Usually, the weather report is just about the most boring thing you can see on TV, but in the case of this particular report, that couldn't be further from the truth. It starts out pretty normally, with meteorologist Erika Navarro highlighting areas in North Carolina at risk from Hurricane Florence's storm surge. The storm surge, which could reach above 9 feet (2.7 meters) in coastal and inland riverside areas, is probably the most dangerous aspect of the hurricane.
But not long after that, the magic starts to happen: the screen behind Navarro becomes the surge itself, and suddenly, we're transported into the middle of the hurricane, seeing a sci-fi-like section of what the damage will likely look like. You have to see it for yourself.
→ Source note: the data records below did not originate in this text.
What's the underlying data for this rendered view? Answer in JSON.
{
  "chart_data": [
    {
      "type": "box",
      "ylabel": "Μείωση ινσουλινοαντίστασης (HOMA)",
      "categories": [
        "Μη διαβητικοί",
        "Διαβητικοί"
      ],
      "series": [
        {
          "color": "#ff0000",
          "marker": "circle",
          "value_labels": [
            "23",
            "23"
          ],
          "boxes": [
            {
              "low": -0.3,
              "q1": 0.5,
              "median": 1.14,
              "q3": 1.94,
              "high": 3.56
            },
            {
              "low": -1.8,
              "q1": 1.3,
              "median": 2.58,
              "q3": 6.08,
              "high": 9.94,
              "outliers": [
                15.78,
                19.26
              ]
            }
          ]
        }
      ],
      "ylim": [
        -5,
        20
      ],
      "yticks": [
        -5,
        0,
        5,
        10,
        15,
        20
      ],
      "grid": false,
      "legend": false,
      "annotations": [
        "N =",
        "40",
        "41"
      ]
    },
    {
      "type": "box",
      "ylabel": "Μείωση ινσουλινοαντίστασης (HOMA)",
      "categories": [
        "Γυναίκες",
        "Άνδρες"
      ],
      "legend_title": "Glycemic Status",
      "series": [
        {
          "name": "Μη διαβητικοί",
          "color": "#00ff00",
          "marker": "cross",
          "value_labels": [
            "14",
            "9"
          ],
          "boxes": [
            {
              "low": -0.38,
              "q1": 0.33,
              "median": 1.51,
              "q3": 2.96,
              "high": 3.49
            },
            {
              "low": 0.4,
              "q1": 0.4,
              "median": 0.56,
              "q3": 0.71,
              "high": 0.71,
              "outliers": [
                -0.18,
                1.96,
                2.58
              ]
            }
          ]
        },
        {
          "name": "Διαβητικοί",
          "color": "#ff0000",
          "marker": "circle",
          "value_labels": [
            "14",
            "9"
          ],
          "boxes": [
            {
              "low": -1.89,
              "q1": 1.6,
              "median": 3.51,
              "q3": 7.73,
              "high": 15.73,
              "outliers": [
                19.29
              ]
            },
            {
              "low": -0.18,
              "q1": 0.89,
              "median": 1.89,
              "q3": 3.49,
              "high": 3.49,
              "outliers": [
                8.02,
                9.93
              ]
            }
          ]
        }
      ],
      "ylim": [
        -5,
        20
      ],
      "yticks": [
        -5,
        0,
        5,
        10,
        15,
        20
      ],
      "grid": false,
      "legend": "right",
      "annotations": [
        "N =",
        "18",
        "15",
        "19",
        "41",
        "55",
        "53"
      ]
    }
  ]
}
— The Weather Channel (@weatherchannel) September 13, 2018
Aside from being a really impressive technical feat, this Weather Channel animation is more than just a pretty picture -- it could very well save lives. Most weather reports and news focus on the wind and rain aspects of storms, but, according to data from the US National Hurricane Center, the storm surge is what's most likely to kill people.
The problem with storm surges is that they can cause devastating floods on very short notice, right after (or sometimes, even before) the actual hurricane hits. Sure, that may not sound as scary as crazy wind speeds, but this is exactly where this segment helps: it shows how easy it is to get trapped by the incoming water, and how it feels to be suddenly in the middle of it all.
For instance, a 3-foot (0.9-meter) surge could easily knock you off your feet, and even start moving cars around, Navarro explains, surrounded by the virtual water. At 6 feet (1.8 meters), the water is enough to cover her, and things really get dangerous: the surging water could contain dangerous debris such as chemicals, exposed wires, or pieces of infrastructure.
Hurricane Florence is expected to cause surges of up to 9 feet (2.7 meters). That's absolutely a life-threatening scenario which should be avoided if at all possible.
"If you find yourself here please get out," says Navarro. "If you're told to go, you need to go."
If you think that sounds unrealistic, you probably haven't heard of 1954's Hurricane Hazel, which caused 17-foot (5.2-meter) floodwater lines, killing 400 people in Haiti, 95 in the US, and 81 in Canada.
Florence is not a storm to be taken lightly, and there's a very good chance that it's reached its current magnitude thanks to a boost from climate change -- as this global shift continues to unfold, we can likely expect many storms like Florence in the upcoming period. Please, everyone, stay safe!